As mothers, we unquestioningly, vociferously agree with the popular chorus quick to condemn the prejudicial inaccuracy of antiquated clichés like “throw like a girl.”
As women, we clamor to reinforce the validity of Dove ad campaigns and other feel-good types who encourage us to revel in our varied body types. “Every body is beautiful.”
Yet when it comes to aging into the next decade, rather than rejoice with the pomp and circumstance due a graduate who’s earned ten valuable years of life experience (2.5 times the duration needed to acquire a four-year-college degree), we cower and complain. We cry. We resign ourselves to statuses of “Over the Hill” and “Mature.” If we celebrate at all, it’s with black crepe paper streamers and tombstone balloons sounding the alarm, “Lordy, Lordy, look who’s forty,” or the equally uplifting, “Face it, you’re fifty.”
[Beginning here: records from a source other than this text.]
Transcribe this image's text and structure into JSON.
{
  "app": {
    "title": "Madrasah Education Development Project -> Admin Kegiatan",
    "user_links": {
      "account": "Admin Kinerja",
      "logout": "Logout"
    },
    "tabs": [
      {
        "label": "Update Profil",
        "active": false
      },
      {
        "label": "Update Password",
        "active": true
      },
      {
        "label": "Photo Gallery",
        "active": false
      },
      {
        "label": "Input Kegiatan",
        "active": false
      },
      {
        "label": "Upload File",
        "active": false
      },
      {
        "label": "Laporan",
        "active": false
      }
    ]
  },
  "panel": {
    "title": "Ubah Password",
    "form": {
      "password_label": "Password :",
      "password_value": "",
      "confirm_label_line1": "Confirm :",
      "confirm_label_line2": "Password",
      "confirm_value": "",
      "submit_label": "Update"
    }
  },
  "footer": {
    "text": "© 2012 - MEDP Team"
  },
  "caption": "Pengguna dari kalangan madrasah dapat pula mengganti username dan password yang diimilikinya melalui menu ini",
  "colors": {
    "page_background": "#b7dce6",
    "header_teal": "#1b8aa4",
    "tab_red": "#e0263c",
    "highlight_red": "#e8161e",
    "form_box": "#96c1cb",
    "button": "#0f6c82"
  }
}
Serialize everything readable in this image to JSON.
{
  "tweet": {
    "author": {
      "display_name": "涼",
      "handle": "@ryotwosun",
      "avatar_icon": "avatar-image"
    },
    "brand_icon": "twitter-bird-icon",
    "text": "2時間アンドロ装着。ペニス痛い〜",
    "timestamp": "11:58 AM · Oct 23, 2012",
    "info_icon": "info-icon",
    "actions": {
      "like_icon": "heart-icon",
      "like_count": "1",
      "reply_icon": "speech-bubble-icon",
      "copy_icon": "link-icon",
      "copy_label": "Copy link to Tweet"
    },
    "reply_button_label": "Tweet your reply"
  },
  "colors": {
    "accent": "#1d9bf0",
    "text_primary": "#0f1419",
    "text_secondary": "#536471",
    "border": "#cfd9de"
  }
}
Pervasive feminist societal messaging curiously mandates we take pride in our too frequently unexercised, shabbily nourished bodies, but somehow our chronological age merits rationales…excuses...the omission of our birth year on Facebook. Age shame to the magnitude that women are reduced to lying…or worse, endorsing without hesitation another archaic cliché, “Never ask a woman her age.”
Well-meaning friends jovially offer the thinly veiled, maybe-this-will-make-the-oldster-feel-more-viable, declarative phrases like “Thirty is the new twenty.” “Forty is the new thirty, “ and as I heard---with unquestioned good intention---yesterday, “Fifty is the new forty.”
Now, employing a cliché to my own advantage: Respect your elders.
The next time you feel compelled to compliment me, or one of my senior sistren with a sincere, “You look good for your age!” please don’t!
Tell us we ooze happiness. Contentment. Life experience-earned wisdom paired well-collected common sense. Heckfire, tell us you’re impressed by the depth of our smile lines…we worked for ‘em!
Face fifty? No, thank you. Embrace fifty? Absolutely!